Imagine telling those same close friends, those trusted advisors that it was a competition. That your struggle to be noticed would be plastered across TV screens in peoples homes, across magazines and the Internet. That your every grievance would be displayed and enjoyed like popcorn. That you, as a person, in all of your complexity, would be airbrushed into a mono-dimensional person.

Just pause for a second and imagine their response. You know it would be something equivalent to: manic laughter, hysterical sobbing, or downright disbelief (probably accompanied by a choking noise as they tried to swallow air unsuccessfully). Then when the shock had subsided they would likely try to talk you out of it. They would highlight all of the problems and they would point out that both you and this potential suitor, not to mention the 18 others, were clearly deranged. And yet, imagine you went forward anyway.

Welcome to the Bachelor.

The show’s premise is not that ludicrous when viewed in the context of shows that obsess with fat loss, building houses and the myriad of other “real-life dating tv dramas” (an oxymoron if ever there was one) that currently grace our nightly airwaves.
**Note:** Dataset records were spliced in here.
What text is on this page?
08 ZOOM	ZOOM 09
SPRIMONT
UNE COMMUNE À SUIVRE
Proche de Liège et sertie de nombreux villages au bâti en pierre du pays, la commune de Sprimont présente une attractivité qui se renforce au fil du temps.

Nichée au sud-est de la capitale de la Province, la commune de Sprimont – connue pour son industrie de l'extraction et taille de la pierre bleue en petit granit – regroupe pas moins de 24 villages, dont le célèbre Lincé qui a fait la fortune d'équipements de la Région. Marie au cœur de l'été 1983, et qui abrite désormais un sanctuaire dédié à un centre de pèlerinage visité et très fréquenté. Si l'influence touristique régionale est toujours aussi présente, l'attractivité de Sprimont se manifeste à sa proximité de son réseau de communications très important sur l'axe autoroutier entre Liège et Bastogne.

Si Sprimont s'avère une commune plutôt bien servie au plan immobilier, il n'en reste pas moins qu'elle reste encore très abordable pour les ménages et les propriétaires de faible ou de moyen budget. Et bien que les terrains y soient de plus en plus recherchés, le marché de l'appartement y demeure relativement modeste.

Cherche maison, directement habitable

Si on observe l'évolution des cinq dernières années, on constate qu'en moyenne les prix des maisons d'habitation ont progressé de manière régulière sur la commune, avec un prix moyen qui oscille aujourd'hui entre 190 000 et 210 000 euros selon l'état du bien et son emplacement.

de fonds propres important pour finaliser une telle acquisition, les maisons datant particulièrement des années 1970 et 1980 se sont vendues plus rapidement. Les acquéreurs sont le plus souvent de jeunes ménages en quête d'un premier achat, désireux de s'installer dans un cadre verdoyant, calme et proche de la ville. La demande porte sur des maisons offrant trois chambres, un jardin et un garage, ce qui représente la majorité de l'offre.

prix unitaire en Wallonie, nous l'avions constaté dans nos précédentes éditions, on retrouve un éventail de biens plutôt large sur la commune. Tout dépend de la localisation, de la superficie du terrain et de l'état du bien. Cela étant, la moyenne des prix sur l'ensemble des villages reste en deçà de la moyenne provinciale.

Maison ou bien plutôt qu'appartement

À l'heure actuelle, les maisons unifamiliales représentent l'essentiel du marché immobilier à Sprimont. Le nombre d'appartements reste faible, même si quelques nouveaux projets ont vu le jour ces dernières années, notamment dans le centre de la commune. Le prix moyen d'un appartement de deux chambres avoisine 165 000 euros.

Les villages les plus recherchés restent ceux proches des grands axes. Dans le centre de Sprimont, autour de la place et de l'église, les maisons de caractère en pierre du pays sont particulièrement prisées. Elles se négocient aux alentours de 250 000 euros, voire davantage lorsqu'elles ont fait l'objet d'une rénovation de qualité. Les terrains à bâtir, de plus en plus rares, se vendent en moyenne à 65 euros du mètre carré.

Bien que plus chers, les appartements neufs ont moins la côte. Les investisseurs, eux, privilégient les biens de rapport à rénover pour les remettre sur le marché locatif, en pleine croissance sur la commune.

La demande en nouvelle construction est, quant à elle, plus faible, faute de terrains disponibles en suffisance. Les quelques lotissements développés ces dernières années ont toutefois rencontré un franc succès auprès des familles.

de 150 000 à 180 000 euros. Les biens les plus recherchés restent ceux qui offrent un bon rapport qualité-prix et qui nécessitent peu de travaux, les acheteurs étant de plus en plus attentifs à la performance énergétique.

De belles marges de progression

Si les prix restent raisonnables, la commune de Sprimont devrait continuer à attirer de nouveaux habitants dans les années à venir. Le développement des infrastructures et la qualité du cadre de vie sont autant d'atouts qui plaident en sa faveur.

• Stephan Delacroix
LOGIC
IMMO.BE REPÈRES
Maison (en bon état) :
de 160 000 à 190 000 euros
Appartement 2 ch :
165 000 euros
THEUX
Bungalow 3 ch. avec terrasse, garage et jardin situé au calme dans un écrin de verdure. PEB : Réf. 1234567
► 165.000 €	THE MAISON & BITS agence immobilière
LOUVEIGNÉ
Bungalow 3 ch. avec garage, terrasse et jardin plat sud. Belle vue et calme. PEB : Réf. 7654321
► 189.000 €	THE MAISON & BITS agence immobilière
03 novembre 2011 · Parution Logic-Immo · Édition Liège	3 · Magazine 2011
The obvious critique is that the above list appears to demonstrate such an overwhelming lack of imagination that we turned every day domestic matters into reality-TV shows, surely the next show is “washing wars: whose can dry faster?”
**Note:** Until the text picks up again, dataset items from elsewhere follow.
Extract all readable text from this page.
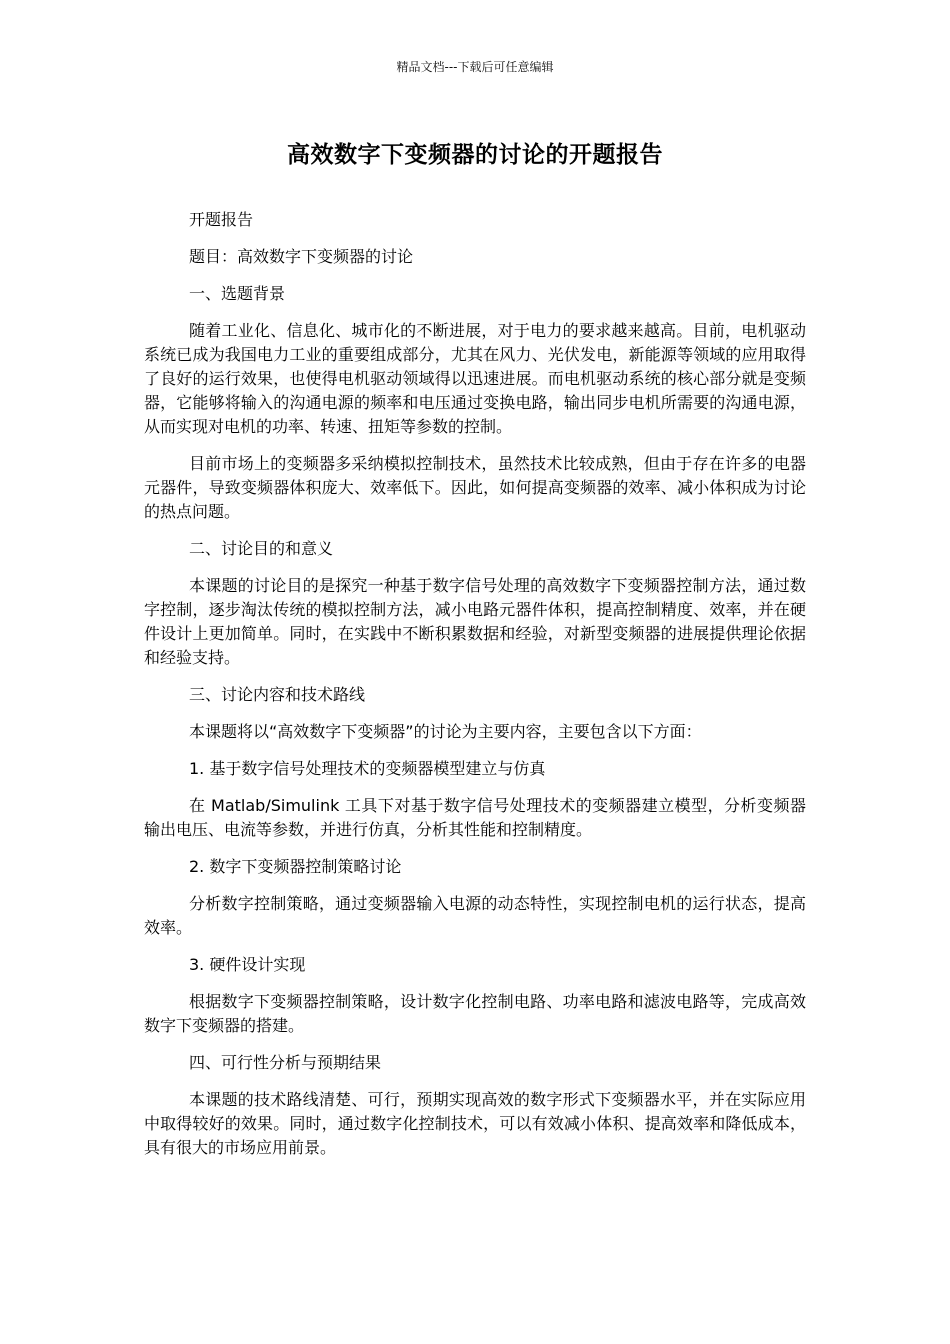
精品文档---下载后可任意编辑
高效数字下变频器的讨论的开题报告

开题报告

题目：高效数字下变频器的讨论

一、选题背景

随着工业化、信息化、城市化的不断进展，对于电力的要求越来越高。目前，电机驱动系统已成为我国电力工业的重要组成部分，尤其在风力、光伏发电，新能源等领域的应用取得了良好的运行效果，也使得电机驱动领域得以迅速进展。而电机驱动系统的核心部分就是变频器，它能够将输入的沟通电源的频率和电压通过变换电路，输出同步电机所需要的沟通电源，从而实现对电机的功率、转速、扭矩等参数的控制。

目前市场上的变频器多采纳模拟控制技术，虽然技术比较成熟，但由于存在许多的电器元器件，导致变频器体积庞大、效率低下。因此，如何提高变频器的效率、减小体积成为讨论的热点问题。

二、讨论目的和意义

本课题的讨论目的是探究一种基于数字信号处理的高效数字下变频器控制方法，通过数字控制，逐步淘汰传统的模拟控制方法，减小电路元器件体积，提高控制精度、效率，并在硬件设计上更加简单。同时，在实践中不断积累数据和经验，对新型变频器的进展提供理论依据和经验支持。

三、讨论内容和技术路线

本课题将以“高效数字下变频器”的讨论为主要内容，主要包含以下方面：

1. 基于数字信号处理技术的变频器模型建立与仿真

在 Matlab/Simulink 工具下对基于数字信号处理技术的变频器建立模型，分析变频器输出电压、电流等参数，并进行仿真，分析其性能和控制精度。

2. 数字下变频器控制策略讨论

分析数字控制策略，通过变频器输入电源的动态特性，实现控制电机的运行状态，提高效率。

3. 硬件设计实现

根据数字下变频器控制策略，设计数字化控制电路、功率电路和滤波电路等，完成高效数字下变频器的搭建。

四、可行性分析与预期结果

本课题的技术路线清楚、可行，预期实现高效的数字形式下变频器水平，并在实际应用中取得较好的效果。同时，通过数字化控制技术，可以有效减小体积、提高效率和降低成本，具有很大的市场应用前景。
But more concerning, is the insights into our modern society that the show highlights. At its basis is the notion that women must compete for a man’s attention, a man who we might note does not come off as exceptionally caring, funny or sensitive (anyone who believes any of those date ideas were his idea is downright crazy). Even when facing the families of the “final four”, the Bachelor himself appeared bizarrely unable to conceive of these women as anything more than conquests. He brazenly sat at each family’s table, an intruder in their inner sanctum, and reminded them that their daughter who had (inconceivably) fallen for this buffoon was only one of four.

Indeed, the Bachelor, went so far in one particularly pointed discussion to label the girls by the features he found attractive:

  • One he claimed was his intellectual equal. Beyond whether or not this was presuming far too much intelligence on his behalf is irrelevant. In that simple statement he implied the others were not also capable of intelligent decisions.
  • One, he claimed, shared a kind of physical connection. This is perhaps the most ludicrous, warped way of simply saying, “she is hot”. The problem with this is not that he identified a beautiful woman as beautiful, but rather that he implicitly dismissed the other women as not beautiful and also that there is nothing more to this woman than her looks. Neither of which is the case.
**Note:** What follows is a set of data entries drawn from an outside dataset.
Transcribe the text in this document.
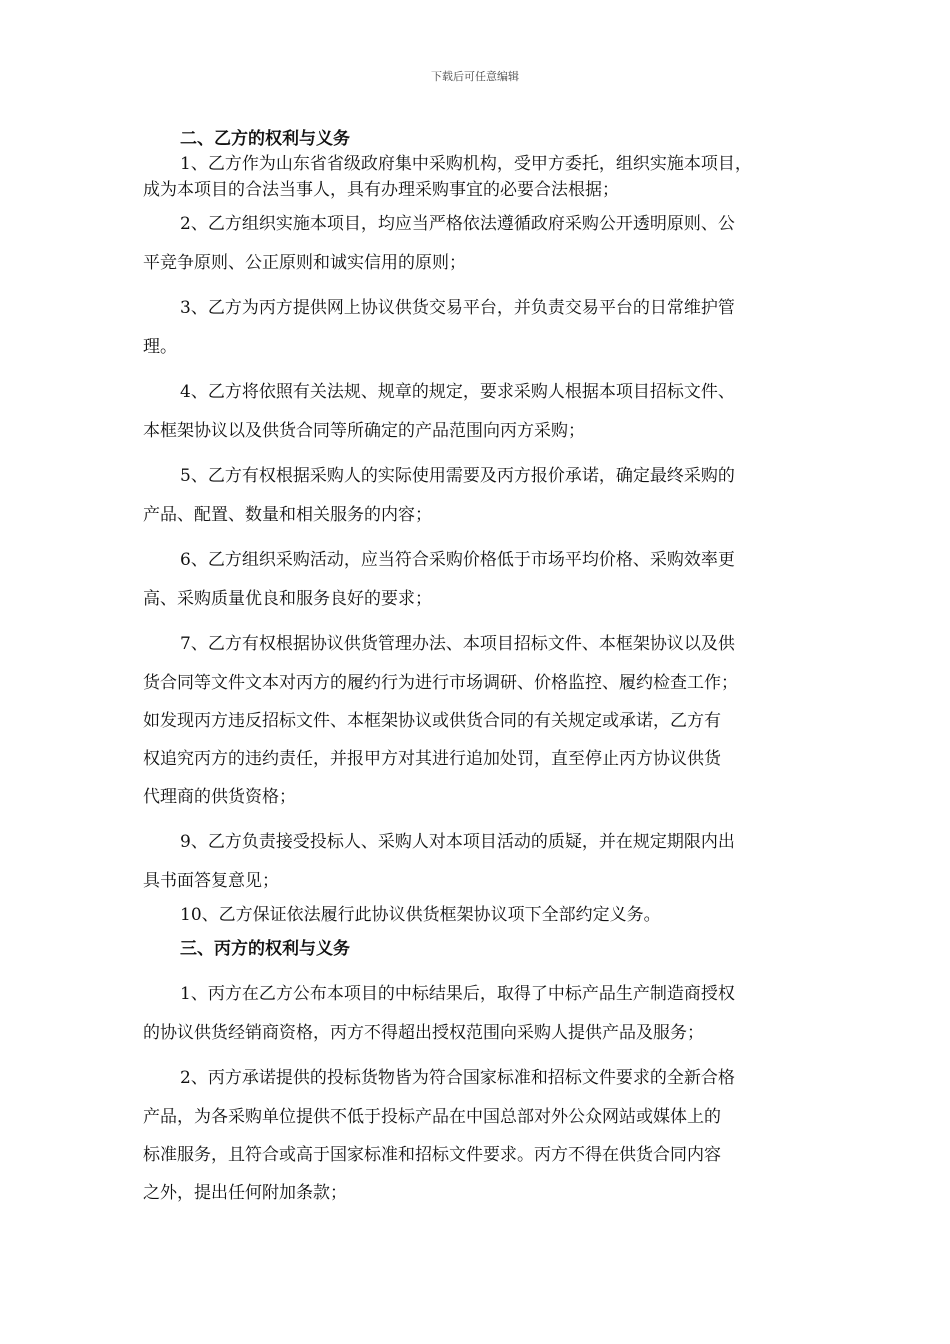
下载后可任意编辑
二、乙方的权利与义务
1、乙方作为山东省省级政府集中采购机构，受甲方委托，组织实施本项目，
成为本项目的合法当事人，具有办理采购事宜的必要合法根据；
2、乙方组织实施本项目，均应当严格依法遵循政府采购公开透明原则、公
平竞争原则、公正原则和诚实信用的原则；
3、乙方为丙方提供网上协议供货交易平台，并负责交易平台的日常维护管
理。
4、乙方将依照有关法规、规章的规定，要求采购人根据本项目招标文件、
本框架协议以及供货合同等所确定的产品范围向丙方采购；
5、乙方有权根据采购人的实际使用需要及丙方报价承诺，确定最终采购的
产品、配置、数量和相关服务的内容；
6、乙方组织采购活动，应当符合采购价格低于市场平均价格、采购效率更
高、采购质量优良和服务良好的要求；
7、乙方有权根据协议供货管理办法、本项目招标文件、本框架协议以及供
货合同等文件文本对丙方的履约行为进行市场调研、价格监控、履约检查工作；
如发现丙方违反招标文件、本框架协议或供货合同的有关规定或承诺，乙方有
权追究丙方的违约责任，并报甲方对其进行追加处罚，直至停止丙方协议供货
代理商的供货资格；
9、乙方负责接受投标人、采购人对本项目活动的质疑，并在规定期限内出
具书面答复意见；
10、乙方保证依法履行此协议供货框架协议项下全部约定义务。
三、丙方的权利与义务
1、丙方在乙方公布本项目的中标结果后，取得了中标产品生产制造商授权
的协议供货经销商资格，丙方不得超出授权范围向采购人提供产品及服务；
2、丙方承诺提供的投标货物皆为符合国家标准和招标文件要求的全新合格
产品，为各采购单位提供不低于投标产品在中国总部对外公众网站或媒体上的
标准服务，且符合或高于国家标准和招标文件要求。丙方不得在供货合同内容
之外，提出任何附加条款；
These simple statements are illustrative of the broader problem that is The Bachelor. Indeed, the trivialisation of women, the suggestion women are expected to fawn over men who are not required to value the women as individuals, independent of their attraction to the man.

The purpose of this is not to say we should not watch The Bachelor, I clearly have, but rather that we should not allow the show to homogenise our expectations of the relationships in modern society. It is important, especially in light of the lack of diversity on The Bachelorette, to recognise that dating is a vast and complex experience, which cannot be surmised by the experiences seen in The Bachelor.